Just as an FYI for my readers:
Expedia owns the following businesses: Expedia.com, Travelocity.com, Orbitz.com, Hotels.com, Hotwire.com, Venere.com, TripAdvisor.com, Cruisecritic.com, Bookingbuddy.com, SmarterTravel.com, SeatGuru.com, AirfareWatchdog.com, and IndependentTraveler.com. This may be only a partial listing, and yes. They’ve pretty much got a lock on all the travel booking sites.

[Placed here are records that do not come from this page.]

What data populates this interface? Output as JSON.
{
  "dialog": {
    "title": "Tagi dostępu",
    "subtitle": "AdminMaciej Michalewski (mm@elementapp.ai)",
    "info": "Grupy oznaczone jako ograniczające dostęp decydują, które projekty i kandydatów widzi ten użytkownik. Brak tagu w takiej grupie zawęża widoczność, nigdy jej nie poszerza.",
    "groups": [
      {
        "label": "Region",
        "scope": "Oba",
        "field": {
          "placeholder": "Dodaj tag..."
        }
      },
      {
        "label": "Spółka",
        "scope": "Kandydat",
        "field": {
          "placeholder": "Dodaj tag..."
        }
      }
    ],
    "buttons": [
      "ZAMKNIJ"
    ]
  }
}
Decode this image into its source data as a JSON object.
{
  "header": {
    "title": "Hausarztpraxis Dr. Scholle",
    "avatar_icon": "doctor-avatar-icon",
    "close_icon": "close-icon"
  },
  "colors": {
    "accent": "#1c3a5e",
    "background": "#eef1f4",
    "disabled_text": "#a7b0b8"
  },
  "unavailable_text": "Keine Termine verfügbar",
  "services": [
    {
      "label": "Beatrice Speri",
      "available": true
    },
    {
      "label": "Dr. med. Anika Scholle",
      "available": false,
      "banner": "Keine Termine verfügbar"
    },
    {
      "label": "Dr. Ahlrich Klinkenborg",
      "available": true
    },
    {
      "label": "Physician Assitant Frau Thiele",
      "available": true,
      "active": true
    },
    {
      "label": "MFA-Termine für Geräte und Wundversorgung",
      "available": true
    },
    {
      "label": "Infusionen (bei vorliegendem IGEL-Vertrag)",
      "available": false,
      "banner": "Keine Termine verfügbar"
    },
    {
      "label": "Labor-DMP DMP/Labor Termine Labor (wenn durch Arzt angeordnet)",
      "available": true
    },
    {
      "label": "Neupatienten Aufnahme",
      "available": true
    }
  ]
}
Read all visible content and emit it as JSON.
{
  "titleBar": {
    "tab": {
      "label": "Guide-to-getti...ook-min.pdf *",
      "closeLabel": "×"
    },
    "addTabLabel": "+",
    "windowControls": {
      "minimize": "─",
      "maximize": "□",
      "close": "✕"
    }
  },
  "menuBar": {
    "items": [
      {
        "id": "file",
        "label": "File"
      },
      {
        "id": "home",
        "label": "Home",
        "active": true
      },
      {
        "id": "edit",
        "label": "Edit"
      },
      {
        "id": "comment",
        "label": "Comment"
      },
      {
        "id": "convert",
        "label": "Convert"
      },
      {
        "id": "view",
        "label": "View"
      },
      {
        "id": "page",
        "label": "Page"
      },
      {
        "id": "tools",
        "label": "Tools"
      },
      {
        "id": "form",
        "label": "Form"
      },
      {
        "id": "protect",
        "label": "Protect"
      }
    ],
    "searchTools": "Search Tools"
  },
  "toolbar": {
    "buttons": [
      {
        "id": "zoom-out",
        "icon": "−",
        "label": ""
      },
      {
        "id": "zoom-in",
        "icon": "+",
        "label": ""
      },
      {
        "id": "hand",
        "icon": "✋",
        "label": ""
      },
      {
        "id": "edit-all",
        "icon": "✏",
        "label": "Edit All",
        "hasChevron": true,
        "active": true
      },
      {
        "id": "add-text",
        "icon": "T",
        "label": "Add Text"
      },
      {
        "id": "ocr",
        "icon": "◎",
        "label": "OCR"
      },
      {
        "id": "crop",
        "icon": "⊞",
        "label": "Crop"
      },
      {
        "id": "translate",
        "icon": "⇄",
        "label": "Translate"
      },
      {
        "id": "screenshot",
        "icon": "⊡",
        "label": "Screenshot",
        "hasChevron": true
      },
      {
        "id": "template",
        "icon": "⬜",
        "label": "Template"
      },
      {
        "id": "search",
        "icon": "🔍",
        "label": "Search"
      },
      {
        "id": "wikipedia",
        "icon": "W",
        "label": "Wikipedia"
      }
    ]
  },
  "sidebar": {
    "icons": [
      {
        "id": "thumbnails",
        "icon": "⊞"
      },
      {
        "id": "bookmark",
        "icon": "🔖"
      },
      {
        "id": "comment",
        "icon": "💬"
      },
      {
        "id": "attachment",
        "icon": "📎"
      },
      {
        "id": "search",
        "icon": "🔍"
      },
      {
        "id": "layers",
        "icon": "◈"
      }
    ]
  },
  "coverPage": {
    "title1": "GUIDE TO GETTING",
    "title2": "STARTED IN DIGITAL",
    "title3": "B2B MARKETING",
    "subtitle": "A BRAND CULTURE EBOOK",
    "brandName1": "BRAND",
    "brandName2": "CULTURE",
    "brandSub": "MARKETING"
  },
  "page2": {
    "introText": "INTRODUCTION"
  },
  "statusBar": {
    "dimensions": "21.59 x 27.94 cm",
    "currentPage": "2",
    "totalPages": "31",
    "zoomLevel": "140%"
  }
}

I’m surprised the government hasn’t tried to break them up as a monopoly.
Most recently I’ve been booking through the actual websites for the airline carriers, hotels, and other travel industry providers I’m interested in, although a lot of the smaller ones don’t offer their own booking engines, and when you try to book online, their sites transfer you to booking.com or some such place. If you have a monopoly on travel booking, you should at least consider the traveling public who you are marketing to, although Expedia/ Travelocity make more money off the travel industry providers than they’ll ever make off me.